Aka: Vesicant Exposure Management, Sulfur Mustard Exposure Management, Blister agent Exposure Management
  1. See Also
    1. Vesicant
    2. Chemical Weapon
  2. Management: Approach
    1. ABC Management
    2. Decontamination Immediately
      1. Hypochlorite 0.5%
      2. M291 Kit
      3. Copious amounts of water
    3. Systemic Antidote for suspected severe exposure
      1. Sodium thiosulfate (sulfur donor)
        1. May be helpful if given within 20 minutes
      2. British-Anti-Lewisite (BAL, Dimercaprol) IM
        1. Indicated only if Lewisite exposure suspected
        2. Used now to chelate heavy metals
        3. Reduces Lewisite systemic effects
        4. Topical BAL for eye and skin also effective
        5. Caution: Potential significant adverse effects
    4. Other agents with potential benefit
      1. NSAIDs (e.g. Ibuprofen) reduce inflammatory injury
    5. Supportive care
      1. Hydration
        1. Moderate fluid Resuscitation
        2. Losses are not nearly as great as for burn patients
      2. Systemic Analgesics and antipruritics
      3. Consider parenteral nutrition
  3. Management: Skin Changes
    1. Erythema
      1. Calamine or 0.25% camphor/Menthol/calamine
    2. Blisters
      1. Unroofing larger Blisters (>2 cm) is controversial
    3. Denuded skin
      1. Irrigate 3-4 times per day with saline
      2. Cover liberally with silver sulfadiazine or mafenide
      3. Topical Antibiotics for unroofed skin Blisters
      4. Whirlpool bath irrigation for large involvement
    4. Fluid therapy associated with burns
      1. Less fluid needed than in standard Burn Management
  4. Management: Eye Changes
    1. Conjunctival irritation
      1. Homatropine ophthalmic ointment
        1. Prevents synechiae formation
      2. Erythromycin ointment or other Topical antibiotic
      3. Vaseline to Eyelids
        1. Prevents adhesions and scarring
        2. Permits drainage of underlying infection
      4. Topical Steroids may be useful in first 48h
        1. Confirm no concurrent infection
      5. Usually heals in 1-3 weeks
    2. Pain
      1. Avoid Topical Analgesics except for Eye Exam
      2. Use systemic Analgesics
      3. Sunglasses for photophobia
  5. Management: Pulmonary Changes
    1. Upper airway effects (Pharyngitis, cough)
      1. Steam inhalation
      2. Cough Suppressants
    2. Lower airway effects (Productive cough, Dyspnea)

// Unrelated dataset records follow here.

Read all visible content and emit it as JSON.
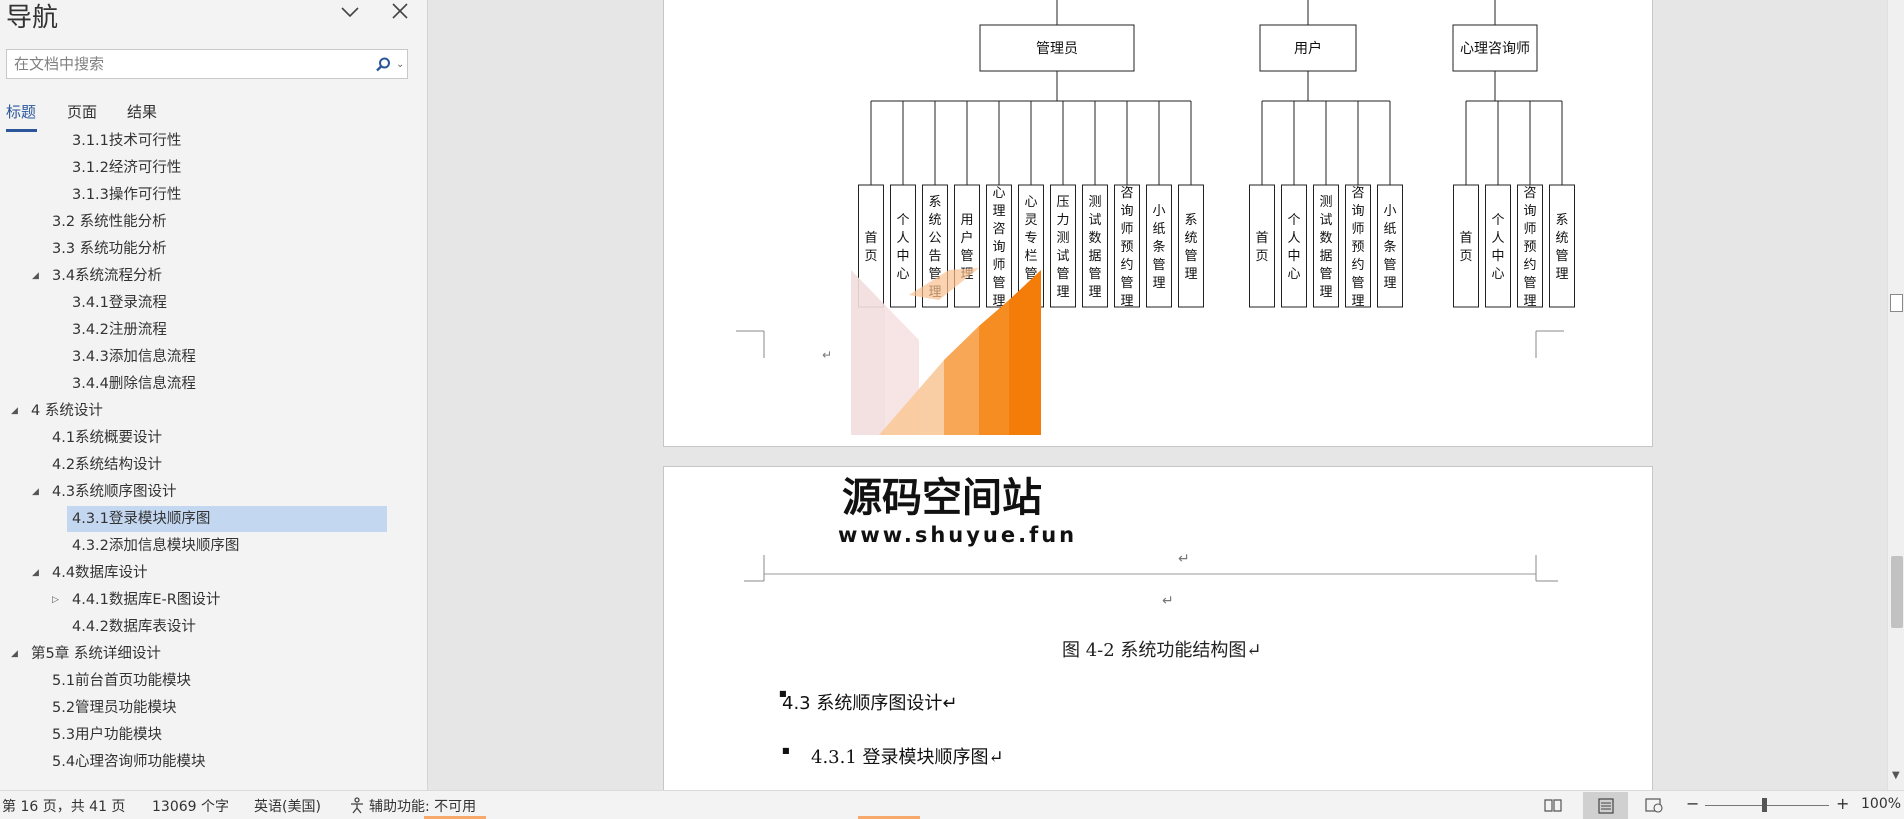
{
  "nav": {
    "title": "导航",
    "search_placeholder": "在文档中搜索",
    "tabs": [
      "标题",
      "页面",
      "结果"
    ],
    "outline": [
      {
        "text": "3.1.1技术可行性",
        "level": 3
      },
      {
        "text": "3.1.2经济可行性",
        "level": 3
      },
      {
        "text": "3.1.3操作可行性",
        "level": 3
      },
      {
        "text": "3.2 系统性能分析",
        "level": 2
      },
      {
        "text": "3.3 系统功能分析",
        "level": 2
      },
      {
        "text": "3.4系统流程分析",
        "level": 2,
        "toggle": "expanded"
      },
      {
        "text": "3.4.1登录流程",
        "level": 3
      },
      {
        "text": "3.4.2注册流程",
        "level": 3
      },
      {
        "text": "3.4.3添加信息流程",
        "level": 3
      },
      {
        "text": "3.4.4删除信息流程",
        "level": 3
      },
      {
        "text": "4 系统设计",
        "level": 1,
        "toggle": "expanded"
      },
      {
        "text": "4.1系统概要设计",
        "level": 2
      },
      {
        "text": "4.2系统结构设计",
        "level": 2
      },
      {
        "text": "4.3系统顺序图设计",
        "level": 2,
        "toggle": "expanded"
      },
      {
        "text": "4.3.1登录模块顺序图",
        "level": 3,
        "selected": true
      },
      {
        "text": "4.3.2添加信息模块顺序图",
        "level": 3
      },
      {
        "text": "4.4数据库设计",
        "level": 2,
        "toggle": "expanded"
      },
      {
        "text": "4.4.1数据库E-R图设计",
        "level": 3,
        "toggle": "collapsed"
      },
      {
        "text": "4.4.2数据库表设计",
        "level": 3
      },
      {
        "text": "第5章 系统详细设计",
        "level": 1,
        "toggle": "expanded"
      },
      {
        "text": "5.1前台首页功能模块",
        "level": 2
      },
      {
        "text": "5.2管理员功能模块",
        "level": 2
      },
      {
        "text": "5.3用户功能模块",
        "level": 2
      },
      {
        "text": "5.4心理咨询师功能模块",
        "level": 2
      }
    ]
  },
  "diagram": {
    "roles": [
      {
        "name": "管理员",
        "children": [
          "首页",
          "个人中心",
          "系统公告管理",
          "用户管理",
          "心理咨询师管理",
          "心灵专栏管理",
          "压力测试管理",
          "测试数据管理",
          "咨询师预约管理",
          "小纸条管理",
          "系统管理"
        ]
      },
      {
        "name": "用户",
        "children": [
          "首页",
          "个人中心",
          "测试数据管理",
          "咨询师预约管理",
          "小纸条管理"
        ]
      },
      {
        "name": "心理咨询师",
        "children": [
          "首页",
          "个人中心",
          "咨询师预约管理",
          "系统管理"
        ]
      }
    ]
  },
  "watermark": {
    "title": "源码空间站",
    "url": "www.shuyue.fun"
  },
  "page2": {
    "return_mark": "↵",
    "caption": "图 4-2  系统功能结构图↵",
    "heading": "4.3 系统顺序图设计↵",
    "subheading": "4.3.1 登录模块顺序图↵"
  },
  "status": {
    "page": "第 16 页，共 41 页",
    "words": "13069 个字",
    "language": "英语(美国)",
    "accessibility": "辅助功能: 不可用",
    "zoom_minus": "−",
    "zoom_plus": "+",
    "zoom": "100%",
    "zoom_level_percent": 100
  }
}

      1. Avoid antibiotics in first 24 hours
        1. Usually sterile Bronchitis or pneumonitis
      2. Respiratory Infection onset at 72 hours
        1. Evaluate clinically (fever, Sputum Gram Stain)
      3. Bronchodilators
      4. Consider systemic or Inhaled Steroids
    3. Impending Airway compromise
      1. Consider intubation early
      2. Apply early PEEP or CPAP
      3. Consider early bronchoscopy for pseudomembrane
  6. Management: Gastrointestinal Changes
    1. Antiemetic prn
  7. Management: Severe Marrow Suppression
    1. Granulocyte Colony Stimulating Factor (GCSF, Neupogen)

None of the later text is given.